Захар в первую же минуту обратил внимание на то, что Аниканов, несмотря на грязь на улице, был в своих расхожих туфлях. Костюм его, как и полупальто, был мокрым и порядочно испачкан в грязи. Выглядел Аниканов скучным, даже мрачным, — от прежней бойкости и самонадеянности, с которыми он держался в роли старосты, не осталось и следа. Примерно так же выглядели и все остальные.
— Ну, как житуха? — спросил Захар, с болезненной улыбкой поглядывая на товарищей.
— Вот, понимаешь, она и житуха, — Аниканов устало присел на край кровати у ног Захара. — Видишь, на что похожи? Работаем на корчевке, в грязи, в болотах, а живем, не поверишь, в леднике! Внизу лед, хотя и прикрытый сеном, сверху холод, так что ни обсушиться, ни обогреться. И главное — чирьи начали у меня появляться…
— Ох, Андрей, и когда ты перестанешь ныть? — покачала головой Леля Касимова. — Я тебя не узнаю. Никогда бы не подумала в Новочеркасске, что ты такой нытик, честное слово! Или ты трудностей никогда не видал?
— Да хватит тебе, Касимова, мне уже осточертело все это слушать!
— Ладно, Андрей, ты не шуми, а то тут хозяева, — вмешался Захар.

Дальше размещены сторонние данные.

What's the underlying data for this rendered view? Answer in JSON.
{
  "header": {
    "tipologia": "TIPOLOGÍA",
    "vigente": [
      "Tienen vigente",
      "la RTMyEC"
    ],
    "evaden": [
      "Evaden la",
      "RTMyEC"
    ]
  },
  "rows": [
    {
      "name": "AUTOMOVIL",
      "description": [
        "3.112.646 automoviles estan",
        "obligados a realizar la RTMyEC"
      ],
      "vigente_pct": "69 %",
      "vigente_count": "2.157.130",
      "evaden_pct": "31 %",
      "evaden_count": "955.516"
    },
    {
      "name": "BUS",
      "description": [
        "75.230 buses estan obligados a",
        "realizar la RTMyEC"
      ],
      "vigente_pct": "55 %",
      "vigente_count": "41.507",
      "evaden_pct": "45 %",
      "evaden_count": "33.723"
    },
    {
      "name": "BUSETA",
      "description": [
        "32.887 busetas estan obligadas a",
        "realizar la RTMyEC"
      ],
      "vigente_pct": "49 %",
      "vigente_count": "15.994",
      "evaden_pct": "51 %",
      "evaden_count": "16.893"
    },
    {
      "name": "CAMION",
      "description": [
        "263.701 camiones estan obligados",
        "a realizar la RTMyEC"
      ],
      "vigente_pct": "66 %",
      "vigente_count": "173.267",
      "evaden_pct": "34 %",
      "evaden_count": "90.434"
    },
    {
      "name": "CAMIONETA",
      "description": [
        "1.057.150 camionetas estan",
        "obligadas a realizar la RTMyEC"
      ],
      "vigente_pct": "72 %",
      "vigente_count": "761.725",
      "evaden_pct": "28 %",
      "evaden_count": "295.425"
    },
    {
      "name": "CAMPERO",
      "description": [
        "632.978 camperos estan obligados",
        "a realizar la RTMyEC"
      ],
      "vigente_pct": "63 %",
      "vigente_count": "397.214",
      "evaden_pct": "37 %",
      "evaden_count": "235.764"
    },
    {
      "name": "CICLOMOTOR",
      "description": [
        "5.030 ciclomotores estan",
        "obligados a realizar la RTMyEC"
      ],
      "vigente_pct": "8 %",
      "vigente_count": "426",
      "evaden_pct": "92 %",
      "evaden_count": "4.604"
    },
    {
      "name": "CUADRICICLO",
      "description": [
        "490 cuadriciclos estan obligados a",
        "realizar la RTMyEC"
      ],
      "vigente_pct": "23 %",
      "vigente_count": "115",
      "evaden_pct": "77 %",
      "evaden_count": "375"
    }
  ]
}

Леля заговорила вполголоса:
— Не так уж и страшно у нас. Вот сегодня печку установили. А ведь многие, кто на чердаках живет, и того не имеют. Да потом же всем по два одеяла выдали, когда начался снег. Если мы все начнем ныть, Андрей, так надо все бросить и тикать домой! А это что же, по-комсомольски будет, а?
Из разговоров Захар понял, что его товарищи действительно находятся в тяжелых условиях, куда более тяжелых, чем на сплаве.